Abstract

Quaternary basanites were recovered from shallow water depth from the continental margin of the Bering Sea (58°39.0′N, 177°12.9′W) near Navarin Basin. The basanites are highly vesicular flow rock and hyaloclastites similar to other alkalic volcanic rocks erupted repeatedly during the late Cenozoic on islands in the Bering Sea region and in mainland Alaska. K–Ar ages for the basanites indicate at least two episodes of volcanism at about 1.1 and 0.4 Ma. Similar alkalic volcanism occurred sporadically at geographically widely separated centers in the Bering Sea region for at least the past 6 Ma. Chemically, these alkalic lavas are intraplate basalts similar to those erupted from oceanic islands and in some continental settings. Trace-element data indicate these alkalic lavas have been generated by small, but variable, amounts of partial melting of a meta-somatized lherzolite source. The relatively primitive compositions (MgO > 9%), presence of mantle-derived xenoliths in some alkalic lavas, and presence of forsteritic olivine with low CaO and high NiO suggest that magma rose rapidly from greath depth without spending time in large, long-lived magma chambers. Although lavas from different volcanic centers in the Bering Sea region are similar with respect to major elements and many trace-element ratios, isotopic compositions indicate heterogeneities in the source.
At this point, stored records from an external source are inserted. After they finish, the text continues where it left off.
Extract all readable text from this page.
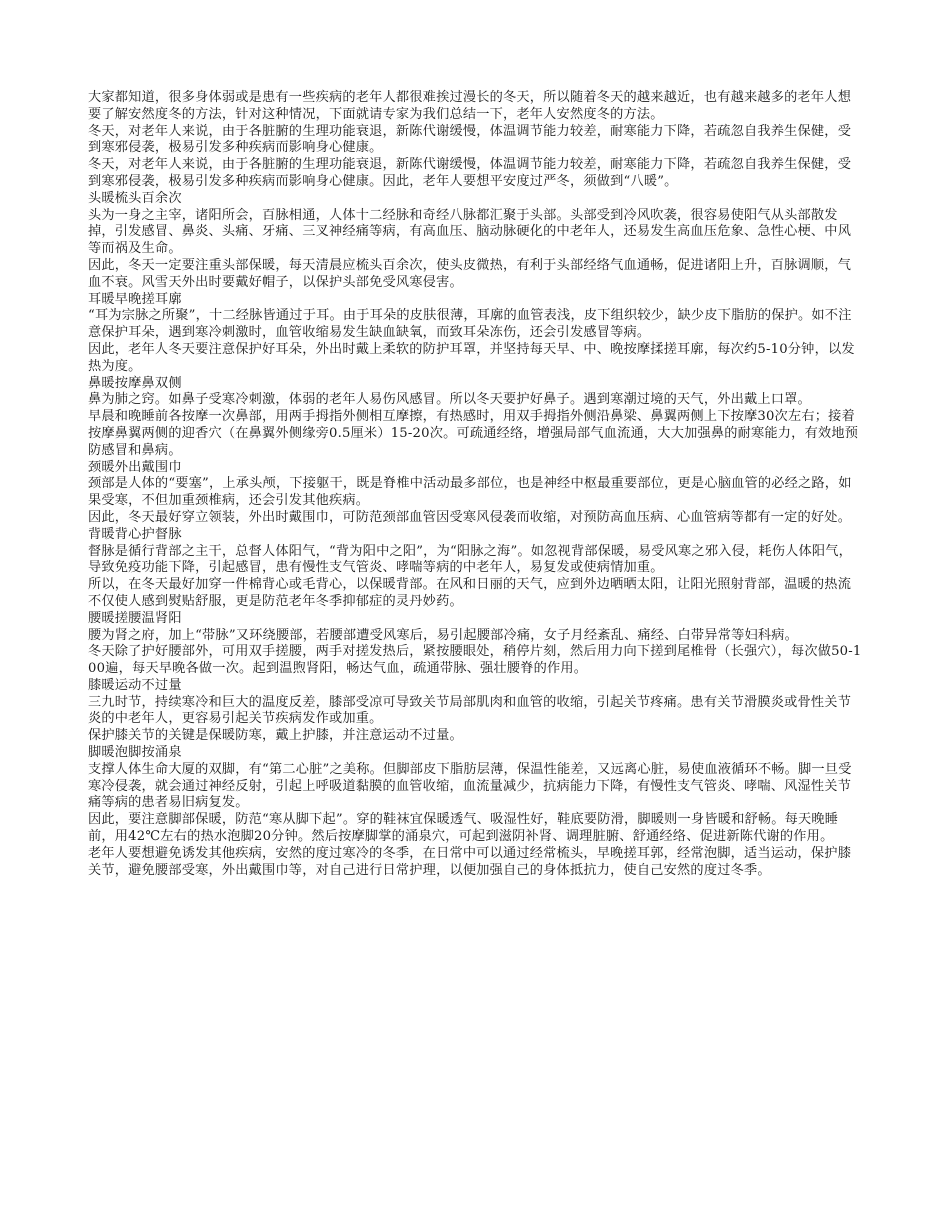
大家都知道，很多身体弱或是患有一些疾病的老年人都很难挨过漫长的冬天，所以随着冬天的越来越近，也有越来越多的老年人想要了解安然度冬的方法，针对这种情况，下面就请专家为我们总结一下，老年人安然度冬的方法。

冬天，对老年人来说，由于各脏腑的生理功能衰退，新陈代谢缓慢，体温调节能力较差，耐寒能力下降，若疏忽自我养生保健，受到寒邪侵袭，极易引发多种疾病而影响身心健康。

冬天，对老年人来说，由于各脏腑的生理功能衰退，新陈代谢缓慢，体温调节能力较差，耐寒能力下降，若疏忽自我养生保健，受到寒邪侵袭，极易引发多种疾病而影响身心健康。因此，老年人要想平安度过严冬，须做到“八暖”。

头暖梳头百余次

头为一身之主宰，诸阳所会，百脉相通，人体十二经脉和奇经八脉都汇聚于头部。头部受到冷风吹袭，很容易使阳气从头部散发掉，引发感冒、鼻炎、头痛、牙痛、三叉神经痛等病，有高血压、脑动脉硬化的中老年人，还易发生高血压危象、急性心梗、中风等而祸及生命。

因此，冬天一定要注重头部保暖，每天清晨应梳头百余次，使头皮微热，有利于头部经络气血通畅，促进诸阳上升，百脉调顺，气血不衰。风雪天外出时要戴好帽子，以保护头部免受风寒侵害。

耳暖早晚搓耳廓

“耳为宗脉之所聚”，十二经脉皆通过于耳。由于耳朵的皮肤很薄，耳廓的血管表浅，皮下组织较少，缺少皮下脂肪的保护。如不注意保护耳朵，遇到寒冷刺激时，血管收缩易发生缺血缺氧，而致耳朵冻伤，还会引发感冒等病。

因此，老年人冬天要注意保护好耳朵，外出时戴上柔软的防护耳罩，并坚持每天早、中、晚按摩揉搓耳廓，每次约5-10分钟，以发热为度。

鼻暖按摩鼻双侧

鼻为肺之窍。如鼻子受寒冷刺激，体弱的老年人易伤风感冒。所以冬天要护好鼻子。遇到寒潮过境的天气，外出戴上口罩。

早晨和晚睡前各按摩一次鼻部，用两手拇指外侧相互摩擦，有热感时，用双手拇指外侧沿鼻梁、鼻翼两侧上下按摩30次左右；接着按摩鼻翼两侧的迎香穴（在鼻翼外侧缘旁0.5厘米）15-20次。可疏通经络，增强局部气血流通，大大加强鼻的耐寒能力，有效地预防感冒和鼻病。

颈暖外出戴围巾

颈部是人体的“要塞”，上承头颅，下接躯干，既是脊椎中活动最多部位，也是神经中枢最重要部位，更是心脑血管的必经之路，如果受寒，不但加重颈椎病，还会引发其他疾病。

因此，冬天最好穿立领装，外出时戴围巾，可防范颈部血管因受寒风侵袭而收缩，对预防高血压病、心血管病等都有一定的好处。

背暖背心护督脉

督脉是循行背部之主干，总督人体阳气，“背为阳中之阳”，为“阳脉之海”。如忽视背部保暖，易受风寒之邪入侵，耗伤人体阳气，导致免疫功能下降，引起感冒，患有慢性支气管炎、哮喘等病的中老年人，易复发或使病情加重。

所以，在冬天最好加穿一件棉背心或毛背心，以保暖背部。在风和日丽的天气，应到外边晒晒太阳，让阳光照射背部，温暖的热流不仅使人感到熨贴舒服，更是防范老年冬季抑郁症的灵丹妙药。

腰暖搓腰温肾阳

腰为肾之府，加上“带脉”又环绕腰部，若腰部遭受风寒后，易引起腰部冷痛，女子月经紊乱、痛经、白带异常等妇科病。

冬天除了护好腰部外，可用双手搓腰，两手对搓发热后，紧按腰眼处，稍停片刻，然后用力向下搓到尾椎骨（长强穴），每次做50-100遍，每天早晚各做一次。起到温煦肾阳，畅达气血，疏通带脉、强壮腰脊的作用。

膝暖运动不过量

三九时节，持续寒冷和巨大的温度反差，膝部受凉可导致关节局部肌肉和血管的收缩，引起关节疼痛。患有关节滑膜炎或骨性关节炎的中老年人，更容易引起关节疾病发作或加重。

保护膝关节的关键是保暖防寒，戴上护膝，并注意运动不过量。

脚暖泡脚按涌泉

支撑人体生命大厦的双脚，有“第二心脏”之美称。但脚部皮下脂肪层薄，保温性能差，又远离心脏，易使血液循环不畅。脚一旦受寒冷侵袭，就会通过神经反射，引起上呼吸道黏膜的血管收缩，血流量减少，抗病能力下降，有慢性支气管炎、哮喘、风湿性关节痛等病的患者易旧病复发。

因此，要注意脚部保暖，防范“寒从脚下起”。穿的鞋袜宜保暖透气、吸湿性好，鞋底要防滑，脚暖则一身皆暖和舒畅。每天晚睡前，用42℃左右的热水泡脚20分钟。然后按摩脚掌的涌泉穴，可起到滋阴补肾、调理脏腑、舒通经络、促进新陈代谢的作用。

老年人要想避免诱发其他疾病，安然的度过寒冷的冬季，在日常中可以通过经常梳头，早晚搓耳郭，经常泡脚，适当运动，保护膝关节，避免腰部受寒，外出戴围巾等，对自己进行日常护理，以便加强自己的身体抵抗力，使自己安然的度过冬季。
The Navarin basanites have higher 87Sr/86Sr and lower 143Nd/144Nd values than any other lavas so far reported from this region. The 207Pb/204Pb isotopic ratios indicate involvement of a crustal component, which may have resulted from metasomatism associated with subduction-related magmatic activity during the Early Eocene in this region. Although some volcanic episodes appear to have occurred roughly synchronously at geographically widely separated centers, no large-scale regional extension nor presence of large mantle plumes are indicated. Instead, alkalic volcanism apparently resulted from upwelling and decompressional melting of small isolated mantle diapirs in response to local lithospheric attenuation associated with jostling of blocks during adjustment to regional stresses.